Insight into the interfacial interactions of CO2 with PuH2 (100), (110), and (111) surfaces from first-principles calculations

The interface interaction behavior and mechanism between CO2 molecule and PuH2 (100), (110), and (111) surfaces were investigated by GGA + U method. It is found that both strong chemical adsorption and weak physical adsorption exist between CO2 and PuH2 surfaces. In all the adsorption configurations considered in this study, the adsorption energy results suggest that CO2 may have relatively strong reactivity with (110) surface. In the strongest adsorption, the C-O bonds can be extended from about 1.176 angstrom in gas phase to about 1.287 angstrom, and the bond angle bends from 180 degrees to 120.78 degrees.
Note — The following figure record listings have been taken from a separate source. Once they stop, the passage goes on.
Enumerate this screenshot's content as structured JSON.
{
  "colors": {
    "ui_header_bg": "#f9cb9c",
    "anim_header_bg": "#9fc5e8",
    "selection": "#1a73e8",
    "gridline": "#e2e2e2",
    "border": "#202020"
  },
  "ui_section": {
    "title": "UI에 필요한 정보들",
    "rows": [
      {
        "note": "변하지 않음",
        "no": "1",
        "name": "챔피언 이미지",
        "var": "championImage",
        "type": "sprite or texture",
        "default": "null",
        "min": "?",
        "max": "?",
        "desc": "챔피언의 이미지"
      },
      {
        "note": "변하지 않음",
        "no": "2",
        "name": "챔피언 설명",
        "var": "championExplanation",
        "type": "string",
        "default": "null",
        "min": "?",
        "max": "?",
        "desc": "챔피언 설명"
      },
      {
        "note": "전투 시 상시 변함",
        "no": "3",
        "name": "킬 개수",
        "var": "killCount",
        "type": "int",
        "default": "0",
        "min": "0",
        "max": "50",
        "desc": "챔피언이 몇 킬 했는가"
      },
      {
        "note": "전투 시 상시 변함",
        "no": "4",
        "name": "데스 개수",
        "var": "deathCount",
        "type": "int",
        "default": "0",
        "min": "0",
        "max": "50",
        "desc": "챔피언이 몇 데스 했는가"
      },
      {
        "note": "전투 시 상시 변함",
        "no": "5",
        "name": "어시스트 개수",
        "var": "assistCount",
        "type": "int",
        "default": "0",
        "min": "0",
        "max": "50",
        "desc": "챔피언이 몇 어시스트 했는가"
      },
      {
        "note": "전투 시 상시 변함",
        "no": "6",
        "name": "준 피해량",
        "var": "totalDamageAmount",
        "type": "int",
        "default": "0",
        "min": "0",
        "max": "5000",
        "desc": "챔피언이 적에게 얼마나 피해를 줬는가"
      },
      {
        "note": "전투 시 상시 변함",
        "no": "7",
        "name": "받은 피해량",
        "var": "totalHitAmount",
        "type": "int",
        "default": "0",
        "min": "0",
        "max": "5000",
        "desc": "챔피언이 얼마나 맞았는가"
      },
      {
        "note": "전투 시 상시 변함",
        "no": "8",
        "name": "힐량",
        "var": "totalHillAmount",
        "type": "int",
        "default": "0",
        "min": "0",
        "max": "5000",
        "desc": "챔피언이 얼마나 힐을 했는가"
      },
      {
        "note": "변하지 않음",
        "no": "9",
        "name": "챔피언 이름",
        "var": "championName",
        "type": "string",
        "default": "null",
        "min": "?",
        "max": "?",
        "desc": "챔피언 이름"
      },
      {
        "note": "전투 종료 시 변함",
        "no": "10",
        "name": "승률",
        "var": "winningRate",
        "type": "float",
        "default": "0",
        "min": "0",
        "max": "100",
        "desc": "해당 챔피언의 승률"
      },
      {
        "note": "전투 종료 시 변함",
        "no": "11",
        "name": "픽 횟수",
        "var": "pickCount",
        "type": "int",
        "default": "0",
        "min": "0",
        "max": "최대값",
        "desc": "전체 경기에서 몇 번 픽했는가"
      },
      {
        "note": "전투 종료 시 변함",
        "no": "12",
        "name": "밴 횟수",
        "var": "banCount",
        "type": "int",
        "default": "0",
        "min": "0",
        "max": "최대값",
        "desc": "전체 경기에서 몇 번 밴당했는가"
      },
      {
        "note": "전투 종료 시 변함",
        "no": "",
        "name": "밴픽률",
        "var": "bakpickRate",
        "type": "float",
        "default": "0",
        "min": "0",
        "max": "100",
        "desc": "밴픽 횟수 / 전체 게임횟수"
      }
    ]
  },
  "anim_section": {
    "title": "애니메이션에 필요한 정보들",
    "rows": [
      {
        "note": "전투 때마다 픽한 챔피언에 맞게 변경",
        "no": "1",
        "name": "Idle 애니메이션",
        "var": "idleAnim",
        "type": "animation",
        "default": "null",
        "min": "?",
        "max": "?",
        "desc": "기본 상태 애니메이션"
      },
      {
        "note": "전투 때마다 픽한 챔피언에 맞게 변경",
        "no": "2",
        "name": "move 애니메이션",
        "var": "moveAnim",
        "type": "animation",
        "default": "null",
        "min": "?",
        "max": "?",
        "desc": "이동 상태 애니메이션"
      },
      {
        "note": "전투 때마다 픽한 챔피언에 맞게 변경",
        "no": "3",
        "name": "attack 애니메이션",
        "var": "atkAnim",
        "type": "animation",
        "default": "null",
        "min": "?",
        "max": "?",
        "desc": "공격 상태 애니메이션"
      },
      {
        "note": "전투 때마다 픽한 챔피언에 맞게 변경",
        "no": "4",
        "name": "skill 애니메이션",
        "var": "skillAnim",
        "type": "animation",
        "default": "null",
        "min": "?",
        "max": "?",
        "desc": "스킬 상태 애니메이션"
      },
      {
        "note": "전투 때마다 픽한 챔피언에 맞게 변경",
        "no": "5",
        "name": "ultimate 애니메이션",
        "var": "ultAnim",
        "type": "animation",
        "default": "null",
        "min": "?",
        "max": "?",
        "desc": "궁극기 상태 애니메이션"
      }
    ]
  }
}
The CO2 adsorption configurations on the surfaces reveals that the adsorbed CO2 is captured by surface Pu atoms, and new Pu-O and Pu-C bonds are generated on the hydride surface. The surface work function could increase from about 2.007 eV of clean surface to about 3.239 eV of CO2/ slab system. The vibration frequencies and electronic properties indicate that the reduction of vibrational fre-quencies and the prolongation of C-O bonds of CO2 are attributed to the charge transfer between the CO2 and surface atoms during adsorption. The research can offer useful details for the adsorption morphology and interfacial reaction behavior of CO2 on hydride surface.